Ce compte Twitter, ouvert il y a un an, reproduit des tweets que leurs auteurs avaient préféré faire disparaître.

"Fallait pas supprimer", un compte Twitter particulièrement intéressant.
"Fallait pas supprimer", un compte Twitter particulièrement intéressant. © Getty / Gary Waters

Il y a un an, a été ouvert un compte Twitter du nom de Fallait pas supprimer. Son principe - comme tous les bons principes - est très simple. Il reproduit des tweets que leurs auteurs avaient supprimés. Ainsi, si l’on suit ce compte, on voit défiler des phrases qui auraient dû disparaître, mais qui sont soudain sorties des limbes numériques pour réapparaître devant nos yeux. Evidemment, ce compte connaît un grand succès, d’autant que ce n’est pas n’importe qui qui est épinglé : la plupart du temps, ce sont des responsables politiques, parfois des journalistes ayant pignon sur rue. 

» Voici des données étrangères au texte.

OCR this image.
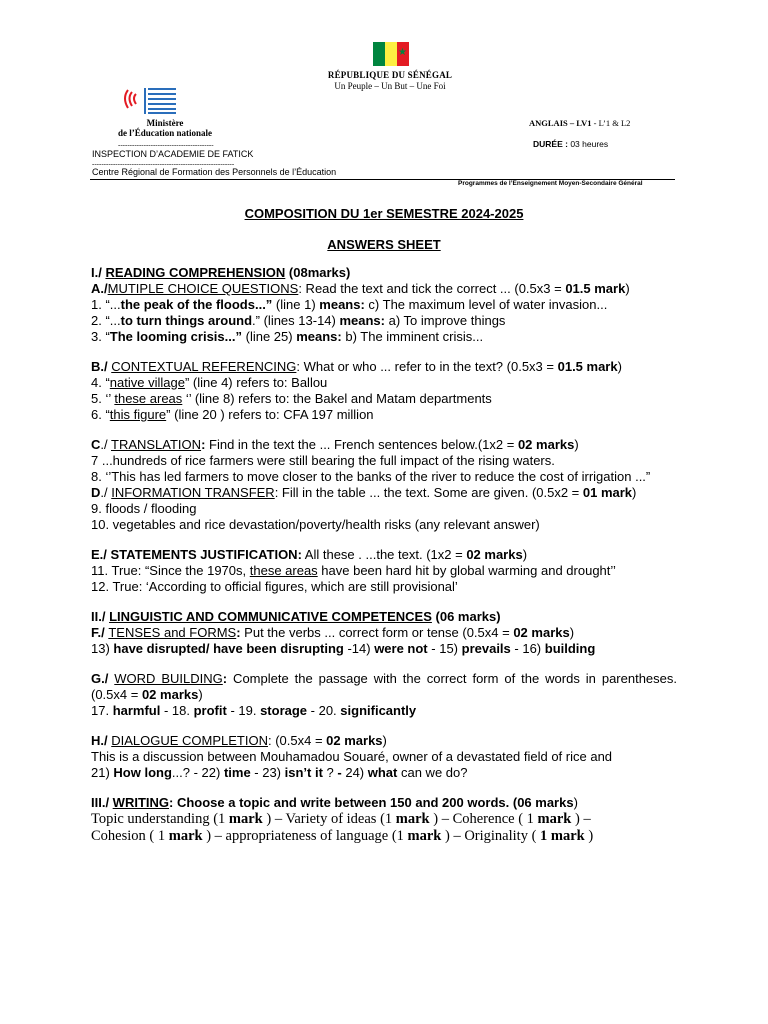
★
RÉPUBLIQUE DU SÉNÉGAL
Un Peuple – Un But – Une Foi
Ministère
de l’Éducation nationale
-----------------------------------------
INSPECTION D’ACADEMIE DE FATICK
-------------------------------------------------------------
Centre Régional de Formation des Personnels de l’Éducation
Programmes de l’Enseignement Moyen-Secondaire Général
ANGLAIS – LV1 - L’1 & L2
DURÉE : 03 heures

COMPOSITION DU 1er SEMESTRE 2024-2025

ANSWERS SHEET

I./ READING COMPREHENSION (08marks)

A./MUTIPLE CHOICE QUESTIONS: Read the text and tick the correct ... (0.5x3 = 01.5 mark)

1. “...the peak of the floods...” (line 1) means: c) The maximum level of water invasion...

2. “...to turn things around.” (lines 13-14) means: a) To improve things

3. “The looming crisis...” (line 25) means: b) The imminent crisis...

B./ CONTEXTUAL REFERENCING: What or who ... refer to in the text? (0.5x3 = 01.5 mark)

4. “native village” (line 4) refers to: Ballou

5. ‘’ these areas ‘’ (line 8) refers to: the Bakel and Matam departments

6. “this figure” (line 20 ) refers to: CFA 197 million

C./ TRANSLATION: Find in the text the ... French sentences below.(1x2 = 02 marks)

7 ...hundreds of rice farmers were still bearing the full impact of the rising waters.

8. ‘’This has led farmers to move closer to the banks of the river to reduce the cost of irrigation ...”

D./ INFORMATION TRANSFER: Fill in the table ... the text. Some are given. (0.5x2 = 01 mark)

9. floods / flooding

10. vegetables and rice devastation/poverty/health risks (any relevant answer)

E./ STATEMENTS JUSTIFICATION: All these . ...the text. (1x2 = 02 marks)

11. True: “Since the 1970s, these areas have been hard hit by global warming and drought’’

12. True: ‘According to official figures, which are still provisional’

II./ LINGUISTIC AND COMMUNICATIVE COMPETENCES (06 marks)

F./ TENSES and FORMS: Put the verbs ... correct form or tense (0.5x4 = 02 marks)

13) have disrupted/ have been disrupting -14) were not - 15) prevails - 16) building

G./ WORD BUILDING: Complete the passage with the correct form of the words in parentheses. (0.5x4 = 02 marks)

17. harmful - 18. profit - 19. storage - 20. significantly

H./ DIALOGUE COMPLETION: (0.5x4 = 02 marks)

This is a discussion between Mouhamadou Souaré, owner of a devastated field of rice and

21) How long...? - 22) time - 23) isn’t it ? - 24) what can we do?

III./ WRITING: Choose a topic and write between 150 and 200 words. (06 marks)

Topic understanding (1 mark ) – Variety of ideas (1 mark ) – Coherence ( 1 mark ) –

Cohesion ( 1 mark ) – appropriateness of language (1 mark ) – Originality ( 1 mark )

Comment procède ce compte ? 

La personne qui l’a créé m’a expliqué avoir eu l’intuition qu’il y avait plus dans un tweet supprimé que dans tout autre tweet, qu’elle avait commencé de manière assez artisanale, avant d’industrialiser le processus avec un petit programme. Bref, tout ça fonctionne très bien. 

On peut trouver ça cruel. Quand un ministre supprime un tweet parce qu’il comporte une énorme faute d’orthographe, quand il s’agit de retirer une formule qui pourrait être mal interprétée sortie de son contexte, ou quand une députée se trompe d'émoticônes et utilise le symbole du fou rire pour annoncer le cinquième mort de l’attentat de Strasbourg, oui, on peut dire qu’il y a une forme de cruauté à souligner ces erreurs et à les diffuser. 

Mais deux choses à noter. 

  1. Ça a quand même la vertu de montrer que l’approximation est une tare bien partagée et que la communication est une entreprise toujours risquée. 
  2. Cette production est assez marginale dans ce que diffuse “Fallait pas supprimer”, dont l’ambition va au-delà.

Parce ce qu’on voit le plus souvent s’exprimer dans la suppression d’un tweet est en effet intéressant. C’est un remords. Remords qui peut avoir différentes causes - chacune illustrant un travers possible de nos nouveaux modes de communications. 

Remords d’avoir parlé sous le coup de la colère (et regret de ne pas avoir attendu un peu qu’elle retombe avant d’insulter un interlocuteur). 

Remords d’avoir été méprisant (la période des Gilets jaunes a été fertile en tweets de la majorité gouvernementale notamment, dans lesquels s’exprimaient un mépris social évident, et que leurs auteurs ont par la suite essayé de faire disparaître). 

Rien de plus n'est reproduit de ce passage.